Saturday, September 18, 2010

NINE WORDS WOMEN USE

This was sent to me by a female friend. Perhaps she sent it for humor. Perhaps she sent it as a warning. Whatever the reason, there is a tinge of truth. I have heard and experienced all of the following. Enjoy(?)

(1) Fine: This is the word women use to end an argument when they are right and you need to shut up. 
 
 

(2) Five Minutes: If she is getting dressed, this means one-half hour. Five minutes is only five minutes if you have just been given five more minutes to watch the game before helping around the house. 
 
 

(3) Nothing: This is the calm before the storm. This means something, and you should be on your toes. Arguments that begin with nothing usually end in fine. 
 
 

(4) Go Ahead: This is a dare, not permission. Don't Do It! 

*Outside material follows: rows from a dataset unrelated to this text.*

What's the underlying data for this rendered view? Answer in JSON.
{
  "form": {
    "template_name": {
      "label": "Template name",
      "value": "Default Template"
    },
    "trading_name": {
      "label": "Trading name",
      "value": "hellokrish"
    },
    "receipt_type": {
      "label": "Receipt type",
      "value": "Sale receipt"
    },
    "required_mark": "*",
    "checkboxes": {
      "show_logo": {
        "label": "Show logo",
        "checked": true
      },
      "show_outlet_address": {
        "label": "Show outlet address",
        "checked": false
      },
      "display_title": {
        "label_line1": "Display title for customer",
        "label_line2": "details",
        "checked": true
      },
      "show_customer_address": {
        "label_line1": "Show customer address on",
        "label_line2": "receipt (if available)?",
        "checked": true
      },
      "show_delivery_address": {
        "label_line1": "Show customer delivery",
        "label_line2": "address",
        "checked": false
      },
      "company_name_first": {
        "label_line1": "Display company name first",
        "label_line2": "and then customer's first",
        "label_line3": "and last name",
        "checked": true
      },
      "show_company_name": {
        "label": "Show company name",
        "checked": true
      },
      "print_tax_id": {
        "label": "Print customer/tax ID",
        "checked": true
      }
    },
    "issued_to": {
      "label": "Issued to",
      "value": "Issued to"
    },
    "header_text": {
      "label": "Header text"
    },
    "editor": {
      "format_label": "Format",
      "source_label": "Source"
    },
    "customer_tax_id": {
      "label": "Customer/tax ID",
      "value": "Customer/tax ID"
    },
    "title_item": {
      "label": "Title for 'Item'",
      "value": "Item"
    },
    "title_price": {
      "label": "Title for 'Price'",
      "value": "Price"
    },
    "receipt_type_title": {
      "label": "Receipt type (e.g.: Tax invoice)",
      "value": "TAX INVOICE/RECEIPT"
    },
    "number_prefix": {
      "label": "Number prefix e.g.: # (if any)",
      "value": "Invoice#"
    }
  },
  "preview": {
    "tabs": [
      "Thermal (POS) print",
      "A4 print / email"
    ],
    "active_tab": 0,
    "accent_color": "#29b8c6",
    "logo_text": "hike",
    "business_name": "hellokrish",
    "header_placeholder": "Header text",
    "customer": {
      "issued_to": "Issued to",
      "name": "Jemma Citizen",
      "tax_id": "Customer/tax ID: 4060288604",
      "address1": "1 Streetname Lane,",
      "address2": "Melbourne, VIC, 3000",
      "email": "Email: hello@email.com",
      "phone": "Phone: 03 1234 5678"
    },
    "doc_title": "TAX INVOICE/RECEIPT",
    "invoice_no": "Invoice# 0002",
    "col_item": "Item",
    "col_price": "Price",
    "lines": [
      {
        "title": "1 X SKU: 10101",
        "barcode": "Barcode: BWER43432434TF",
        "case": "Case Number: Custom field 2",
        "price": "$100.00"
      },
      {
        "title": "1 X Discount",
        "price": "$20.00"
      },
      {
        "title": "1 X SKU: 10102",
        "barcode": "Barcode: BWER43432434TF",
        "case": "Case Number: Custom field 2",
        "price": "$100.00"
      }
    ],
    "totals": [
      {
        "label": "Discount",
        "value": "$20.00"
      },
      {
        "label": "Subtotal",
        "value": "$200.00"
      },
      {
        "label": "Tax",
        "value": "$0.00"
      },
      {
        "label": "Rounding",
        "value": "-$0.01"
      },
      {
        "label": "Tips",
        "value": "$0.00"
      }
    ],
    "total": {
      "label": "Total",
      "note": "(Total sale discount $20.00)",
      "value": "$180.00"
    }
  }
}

(5) Loud Sigh: This is actually a word, but is a non-verbal statement often misunderstood by men. A loud sigh means she thinks you are an idiot and wonders why she is wasting her time standing here and arguing with you about nothing. (Refer back to # 3 for the meaning of nothing.) 



(6) That's Okay: This is one of the most dangerous statements a woman can make to a man. That's okay means she wants to think long and hard before deciding how and when you will pay for your mistake. 


(7) Thanks: A woman is thanking you, do not question, or faint. Just say you're welcome. (This is true, unless she says 'Thanks a lot' - which is PURE sarcasm and she is not thanking you at all. DO NOT say 'you're welcome' -- that will bring on a 'whatever'.) 



(8) Whatever: Is a woman's way of saying .......
(9) Don't worry about it, I've got it: Another dangerous statement, meaning this is something that a woman has told a man to do several times, but is now doing it herself. This will later result in a man asking, 'What's wrong?' For the woman's response, refer to # 3.